Gloomy Schumi faces up to failed Ferrari return
The Mole welcomes back BBC Formula 1 pit-lane reporter Ted Kravitz to the blog as he reports from Switzerland on Michael Schumacher's aborted return to F1.
Had his injured neck allowed him, Michael Schumacher would have spent large parts of this week lapping the Mugello track in Tuscany in a two-year-old Ferrari.
Instead he was in the ballroom of a smart hotel near his home in Geneva, answering questions about one of the lowest points of his Formula 1 career. Alongside him were his long-time manager, Willi Weber, and his doctor of nine years, Johannes Peil.
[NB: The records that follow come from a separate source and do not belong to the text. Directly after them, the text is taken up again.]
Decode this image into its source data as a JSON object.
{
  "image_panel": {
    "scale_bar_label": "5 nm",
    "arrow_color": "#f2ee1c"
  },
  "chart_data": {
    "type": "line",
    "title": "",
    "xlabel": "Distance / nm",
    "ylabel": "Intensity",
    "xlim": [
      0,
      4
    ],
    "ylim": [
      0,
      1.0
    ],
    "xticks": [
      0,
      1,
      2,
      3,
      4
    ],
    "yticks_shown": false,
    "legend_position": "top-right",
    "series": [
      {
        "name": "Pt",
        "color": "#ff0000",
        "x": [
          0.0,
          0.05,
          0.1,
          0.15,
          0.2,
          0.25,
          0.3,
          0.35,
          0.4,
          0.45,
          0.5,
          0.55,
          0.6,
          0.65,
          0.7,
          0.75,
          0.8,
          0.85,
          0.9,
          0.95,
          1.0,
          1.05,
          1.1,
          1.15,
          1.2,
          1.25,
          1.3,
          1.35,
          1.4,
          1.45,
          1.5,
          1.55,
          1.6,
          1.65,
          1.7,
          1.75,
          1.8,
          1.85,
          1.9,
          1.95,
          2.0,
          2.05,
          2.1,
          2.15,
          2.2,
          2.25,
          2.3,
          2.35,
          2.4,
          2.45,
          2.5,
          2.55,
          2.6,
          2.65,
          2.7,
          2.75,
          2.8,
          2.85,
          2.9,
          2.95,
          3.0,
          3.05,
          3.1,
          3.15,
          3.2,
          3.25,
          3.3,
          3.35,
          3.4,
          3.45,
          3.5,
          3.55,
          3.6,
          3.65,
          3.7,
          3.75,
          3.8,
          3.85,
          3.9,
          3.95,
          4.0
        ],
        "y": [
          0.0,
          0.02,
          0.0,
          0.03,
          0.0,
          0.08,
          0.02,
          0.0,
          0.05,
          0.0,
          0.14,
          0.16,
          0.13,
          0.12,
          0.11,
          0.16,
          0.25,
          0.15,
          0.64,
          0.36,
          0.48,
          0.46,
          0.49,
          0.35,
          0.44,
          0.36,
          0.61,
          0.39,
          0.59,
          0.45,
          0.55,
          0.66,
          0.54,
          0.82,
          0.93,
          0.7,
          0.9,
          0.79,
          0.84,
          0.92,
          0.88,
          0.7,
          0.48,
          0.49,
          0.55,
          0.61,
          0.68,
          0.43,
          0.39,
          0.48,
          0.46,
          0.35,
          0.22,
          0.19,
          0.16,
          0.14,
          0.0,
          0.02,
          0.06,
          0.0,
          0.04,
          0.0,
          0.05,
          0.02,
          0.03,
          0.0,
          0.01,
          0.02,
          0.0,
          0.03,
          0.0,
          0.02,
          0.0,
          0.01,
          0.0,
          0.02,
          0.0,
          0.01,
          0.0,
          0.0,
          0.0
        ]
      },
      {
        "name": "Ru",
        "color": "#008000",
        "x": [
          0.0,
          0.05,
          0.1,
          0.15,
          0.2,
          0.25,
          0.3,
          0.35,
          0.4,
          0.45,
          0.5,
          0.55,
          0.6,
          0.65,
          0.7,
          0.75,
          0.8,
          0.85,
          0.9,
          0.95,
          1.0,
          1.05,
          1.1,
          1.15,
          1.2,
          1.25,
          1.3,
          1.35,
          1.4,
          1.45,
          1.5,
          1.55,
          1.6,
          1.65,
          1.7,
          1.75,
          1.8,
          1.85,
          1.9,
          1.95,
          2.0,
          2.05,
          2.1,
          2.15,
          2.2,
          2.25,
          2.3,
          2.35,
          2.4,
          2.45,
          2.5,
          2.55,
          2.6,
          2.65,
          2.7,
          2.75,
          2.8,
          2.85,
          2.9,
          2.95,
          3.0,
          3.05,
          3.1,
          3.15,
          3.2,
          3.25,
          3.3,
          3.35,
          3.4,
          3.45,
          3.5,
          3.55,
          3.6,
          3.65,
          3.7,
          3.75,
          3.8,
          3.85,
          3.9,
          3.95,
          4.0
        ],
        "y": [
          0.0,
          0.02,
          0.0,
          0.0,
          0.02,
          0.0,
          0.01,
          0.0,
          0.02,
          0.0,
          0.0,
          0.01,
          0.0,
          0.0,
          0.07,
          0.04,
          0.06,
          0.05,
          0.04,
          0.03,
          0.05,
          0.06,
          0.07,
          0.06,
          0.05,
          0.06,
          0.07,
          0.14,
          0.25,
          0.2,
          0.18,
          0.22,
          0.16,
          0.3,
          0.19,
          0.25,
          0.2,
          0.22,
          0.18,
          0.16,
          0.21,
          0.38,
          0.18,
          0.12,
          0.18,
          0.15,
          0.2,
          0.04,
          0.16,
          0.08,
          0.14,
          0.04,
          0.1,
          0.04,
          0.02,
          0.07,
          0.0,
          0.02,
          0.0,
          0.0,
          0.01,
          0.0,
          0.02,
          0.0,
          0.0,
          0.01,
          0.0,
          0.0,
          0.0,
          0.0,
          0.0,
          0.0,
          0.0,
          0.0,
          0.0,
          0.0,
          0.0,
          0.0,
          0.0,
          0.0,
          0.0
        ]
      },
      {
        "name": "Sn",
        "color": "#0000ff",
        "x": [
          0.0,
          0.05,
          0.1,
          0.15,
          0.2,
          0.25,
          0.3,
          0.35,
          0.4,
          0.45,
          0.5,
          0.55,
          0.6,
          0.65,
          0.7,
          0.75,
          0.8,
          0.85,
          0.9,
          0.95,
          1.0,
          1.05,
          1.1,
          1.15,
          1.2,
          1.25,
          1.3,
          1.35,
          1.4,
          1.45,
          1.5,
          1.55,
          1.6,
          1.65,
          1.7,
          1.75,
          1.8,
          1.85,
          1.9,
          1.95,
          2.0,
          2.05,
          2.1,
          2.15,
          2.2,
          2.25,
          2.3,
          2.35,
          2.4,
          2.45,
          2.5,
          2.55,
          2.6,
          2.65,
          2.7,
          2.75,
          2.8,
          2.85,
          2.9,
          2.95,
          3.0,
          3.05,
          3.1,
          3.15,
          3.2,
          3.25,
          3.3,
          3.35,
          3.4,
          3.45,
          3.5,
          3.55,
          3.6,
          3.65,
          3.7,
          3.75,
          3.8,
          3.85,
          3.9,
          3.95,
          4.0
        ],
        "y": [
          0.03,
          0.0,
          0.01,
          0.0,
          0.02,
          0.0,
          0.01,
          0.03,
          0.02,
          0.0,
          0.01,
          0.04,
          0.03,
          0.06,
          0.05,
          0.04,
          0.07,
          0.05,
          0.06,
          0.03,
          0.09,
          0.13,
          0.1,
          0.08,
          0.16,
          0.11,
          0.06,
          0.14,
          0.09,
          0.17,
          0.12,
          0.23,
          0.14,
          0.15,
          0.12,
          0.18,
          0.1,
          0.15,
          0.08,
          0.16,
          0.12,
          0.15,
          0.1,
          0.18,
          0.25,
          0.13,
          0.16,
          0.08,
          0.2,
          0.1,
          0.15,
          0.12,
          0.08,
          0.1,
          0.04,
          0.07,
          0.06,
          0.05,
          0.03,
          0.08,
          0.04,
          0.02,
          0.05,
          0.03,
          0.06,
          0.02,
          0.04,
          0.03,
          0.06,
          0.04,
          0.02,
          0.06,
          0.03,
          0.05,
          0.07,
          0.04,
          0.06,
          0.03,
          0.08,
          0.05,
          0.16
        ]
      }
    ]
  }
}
Michael looked miserable. He started by saying how frustrated and sad he felt and how disappointed he was that he wasn't able to help Ferrari by standing in for the injured Felipe Massa. He then explained why.
It became clear Michael couldn't drive during last week's test in the 2007 Ferrari. He was suffering intense pain: a motorbike accident in Spain in February had left him with injuries including a broken rib and fractures to three vertebrae. They had all since healed.
But there was one remaining injury that had not healed, and it was the pain from that physical damage that made driving an F1 car impossible.
It was a tear in the left hand side ligament or tendon that links the base of the skull to the C1 or atlas - the first vertebrae at the top of the neck. Dr Peil said this tissue around the occipital atlas played a highly important role in protecting the brain.
That had not healed and that was giving Michael pain so strong he was not able to drive the car. Schumacher admitted that if he'd had only a small pain in the neck, he'd have treated it with painkillers and got on with driving.
But Schumacher and Dr Peil also had concerns that any accident Michael may have had into the wall in Valencia, or into the tyre barriers at the high-speed circuits of Spa or Monza, could further damage this area of the skull, leading to long-term injury. Damage to this area can lead to paralysis.
Dr Peil said the tear could take another six months or another 12 months to heal, or might never completely heal.
Because he couldn't say when his neck would be okay, Schumacher refused to completely rule out making a return to F1, but it looks unlikely for the foreseeable future.
Michael was clearly very upset at having to cancel his comeback. He had originally planned to say "no" to Ferrari's request that he stand in for Felipe Massa, but Ferrari president Luca di Montezemolo had convinced him to give it a go.
Once Michael had decided to drive, he became totally focused on doing the best job he could. Friends remarked on how fast he clicked back into the racing-driver mindset. Schumacher was quick in the test in Mugello, just a few tenths of a second off his previous best times.
Apart from the neck problems, Schumacher's doctor confirmed that he was in top physical shape. An intensive workout regime had resulted in him losing 4kg in weight, and the arm, shoulder and leg muscles were up to the job. It could have been a highly successful comeback.
After an hour and a quarter, the press conference came to a close. Michael thanked everyone for coming at short notice, stood up, had one last look around the room, puckered his lips up into another sad face, and left by a side door.
Having had this carrot dangled in front of him and then snatched away has clearly hurt Schumacher deeply. But while this was a frustratingly unfulfilled episode in his motor racing career, one can't help feeling that it's not the end of it.